Founders Must Balance Purpose, Values and Cash: Suresh Ramu

March 13, 2026 | Friday | News

Startups frequently neglect the importance of cash flow

“Founders must clearly define why their startup exists and what value it intends to deliver to society, while also ensuring that the organisation operates with strong ethical standards,” said Suresh Ramu, co-founder and Chief Business Officer of Rheoheme.

Speaking at MedTech Day 2026, organised by NSRCEL in partnership with DailyRounds and Marrow, on the topic “Building and Scaling Healthcare Ventures” Ramu explained that many founders begin with strong motivation to solve pressing problems but often overlook the practical aspects of building a sustainable business.

Drawing on his own experience in healthcare entrepreneurship, he introduced a framework he calls “PVC – Purpose, Values and Cash,” which he believes forms the foundation of a resilient company. He urged entrepreneurs to build startups that balance purpose, ethical values and financial sustainability, warning that passion and innovation alone cannot ensure long-term success.

However, he emphasised that startups frequently neglect the importance of cash flow. Even profitable businesses can struggle if they do not maintain adequate liquidity to support operations, salaries and growth. For that reason, he stressed that ensuring cash in the bank is just as important as achieving profitability.

Ramu also highlighted the complexity of identifying the true customer in sectors such as healthcare and medical technology. In many cases, the individual who uses the product is not necessarily the one who decides to purchase it. Hospitals, doctors, procurement teams, insurers and administrators often influence purchasing decisions, creating a layered ecosystem that startups must carefully understand before launching their products.

Without this clarity, even advanced technologies may fail to reach the market effectively. He further warned entrepreneurs against confusing technology with product development, noting that startups often showcase sophisticated devices or software without converting them into market-ready products that address real user needs. In his view, a successful product must integrate technology with usability, regulatory compliance, clinical value and economic benefits for the buyer.

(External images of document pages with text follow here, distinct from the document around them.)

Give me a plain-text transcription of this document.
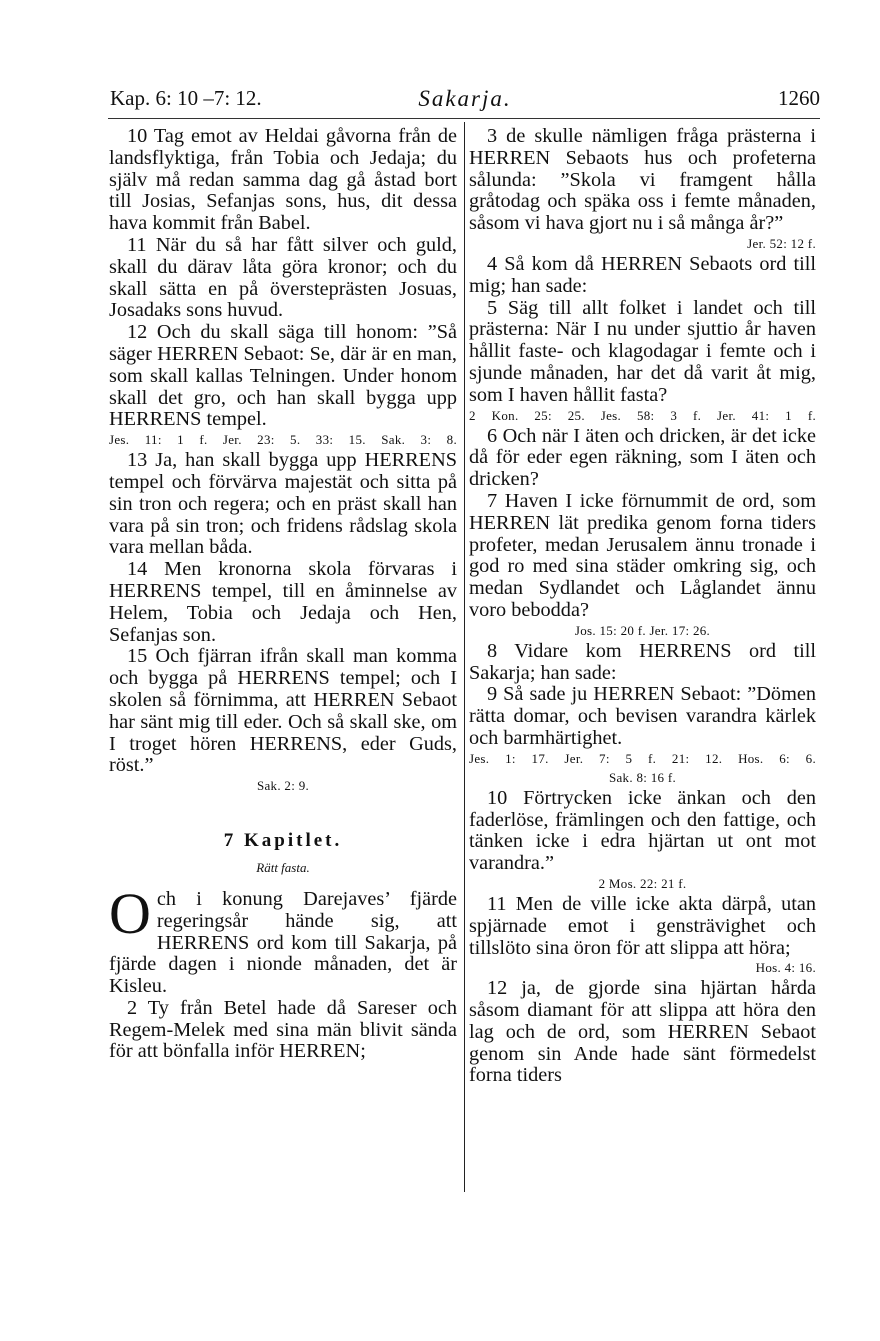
Kap. 6: 10 –7: 12.	Sakarja.	1260

10 Tag emot av Heldai gåvorna från de landsflyktiga, från Tobia och Jedaja; du själv må redan samma dag gå åstad bort till Josias, Sefanjas sons, hus, dit dessa hava kommit från Babel.

11 När du så har fått silver och guld, skall du därav låta göra kronor; och du skall sätta en på översteprästen Josuas, Josadaks sons huvud.

12 Och du skall säga till honom: ”Så säger HERREN Sebaot: Se, där är en man, som skall kallas Telningen. Under honom skall det gro, och han skall bygga upp HERRENS tempel.

Jes. 11: 1 f. Jer. 23: 5. 33: 15. Sak. 3: 8.

13 Ja, han skall bygga upp HERRENS tempel och förvärva majestät och sitta på sin tron och regera; och en präst skall han vara på sin tron; och fridens rådslag skola vara mellan båda.

14 Men kronorna skola förvaras i HERRENS tempel, till en åminnelse av Helem, Tobia och Jedaja och Hen, Sefanjas son.

15 Och fjärran ifrån skall man komma och bygga på HERRENS tempel; och I skolen så förnimma, att HERREN Sebaot har sänt mig till eder. Och så skall ske, om I troget hören HERRENS, eder Guds, röst.”

Sak. 2: 9.
7 Kapitlet.
Rätt fasta.

Och i konung Darejaves’ fjärde regeringsår hände sig, att HERRENS ord kom till Sakarja, på fjärde dagen i nionde månaden, det är Kisleu.

2 Ty från Betel hade då Sareser och Regem-Melek med sina män blivit sända för att bönfalla inför HERREN;

3 de skulle nämligen fråga prästerna i HERREN Sebaots hus och profeterna sålunda: ”Skola vi framgent hålla gråtodag och späka oss i femte månaden, såsom vi hava gjort nu i så många år?”

Jer. 52: 12 f.

4 Så kom då HERREN Sebaots ord till mig; han sade:

5 Säg till allt folket i landet och till prästerna: När I nu under sjuttio år haven hållit faste- och klagodagar i femte och i sjunde månaden, har det då varit åt mig, som I haven hållit fasta?

2 Kon. 25: 25. Jes. 58: 3 f. Jer. 41: 1 f.

6 Och när I äten och dricken, är det icke då för eder egen räkning, som I äten och dricken?

7 Haven I icke förnummit de ord, som HERREN lät predika genom forna tiders profeter, medan Jerusalem ännu tronade i god ro med sina städer omkring sig, och medan Sydlandet och Låglandet ännu voro bebodda?

Jos. 15: 20 f. Jer. 17: 26.

8 Vidare kom HERRENS ord till Sakarja; han sade:

9 Så sade ju HERREN Sebaot: ”Dömen rätta domar, och bevisen varandra kärlek och barmhärtighet.

Jes. 1: 17. Jer. 7: 5 f. 21: 12. Hos. 6: 6.
Sak. 8: 16 f.

10 Förtrycken icke änkan och den faderlöse, främlingen och den fattige, och tänken icke i edra hjärtan ut ont mot varandra.”

2 Mos. 22: 21 f.

11 Men de ville icke akta därpå, utan spjärnade emot i gensträvighet och tillslöto sina öron för att slippa att höra;

Hos. 4: 16.

12 ja, de gjorde sina hjärtan hårda såsom diamant för att slippa att höra den lag och de ord, som HERREN Sebaot genom sin Ande hade sänt förmedelst forna tiders
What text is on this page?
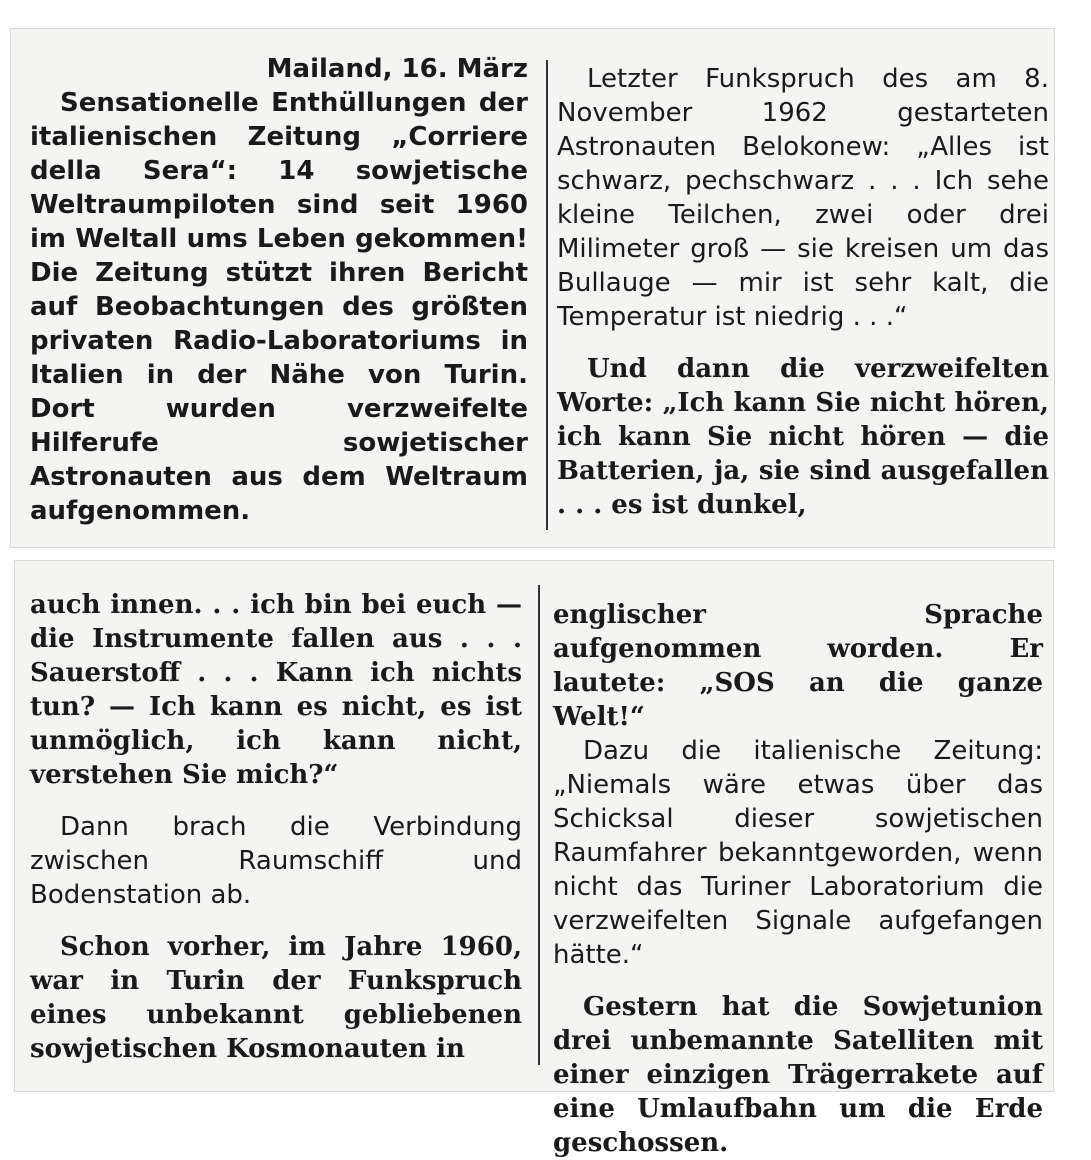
Mailand, 16. März

Sensationelle Enthüllungen der italienischen Zeitung „Corriere della Sera“: 14 sowjetische Weltraumpiloten sind seit 1960 im Weltall ums Leben gekommen! Die Zeitung stützt ihren Bericht auf Beobachtungen des größten privaten Radio-Laboratoriums in Italien in der Nähe von Turin. Dort wurden verzweifelte Hilferufe sowjetischer Astronauten aus dem Weltraum aufgenommen.

Letzter Funkspruch des am 8. November 1962 gestarteten Astronauten Belokonew: „Alles ist schwarz, pechschwarz . . . Ich sehe kleine Teilchen, zwei oder drei Milimeter groß — sie kreisen um das Bullauge — mir ist sehr kalt, die Temperatur ist niedrig . . .“

Und dann die verzweifelten Worte: „Ich kann Sie nicht hören, ich kann Sie nicht hören — die Batterien, ja, sie sind ausgefallen . . . es ist dunkel,

auch innen. . . ich bin bei euch — die Instrumente fallen aus . . . Sauerstoff . . . Kann ich nichts tun? — Ich kann es nicht, es ist unmöglich, ich kann nicht, verstehen Sie mich?“

Dann brach die Verbindung zwischen Raumschiff und Bodenstation ab.

Schon vorher, im Jahre 1960, war in Turin der Funkspruch eines unbekannt gebliebenen sowjetischen Kosmonauten in

englischer Sprache aufgenommen worden. Er lautete: „SOS an die ganze Welt!“

Dazu die italienische Zeitung: „Niemals wäre etwas über das Schicksal dieser sowjetischen Raumfahrer bekanntgeworden, wenn nicht das Turiner Laboratorium die verzweifelten Signale aufgefangen hätte.“

Gestern hat die Sowjetunion drei unbemannte Satelliten mit einer einzigen Trägerrakete auf eine Umlaufbahn um die Erde geschossen.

In addition, Ramu encouraged founders to explore multiple sources of funding, including government grants, strategic collaborations and early customer commitments, rather than relying solely on venture capital investment. Grants can support early research and development, while partnerships with future customers can validate a product and generate initial revenue. He also advised entrepreneurs to examine investment agreements carefully, particularly clauses related to liability, governance and exit expectations.

According to him, founders must remain cautious about contractual obligations that may expose them to unnecessary personal risks. Concluding his remarks, Ramu emphasised that entrepreneurship demands grit, continuous learning and strong teamwork, while also requiring founders to safeguard their reputation and personal integrity. In the long run, he noted, a founder’s credibility and ethical conduct often matter more than short-term success.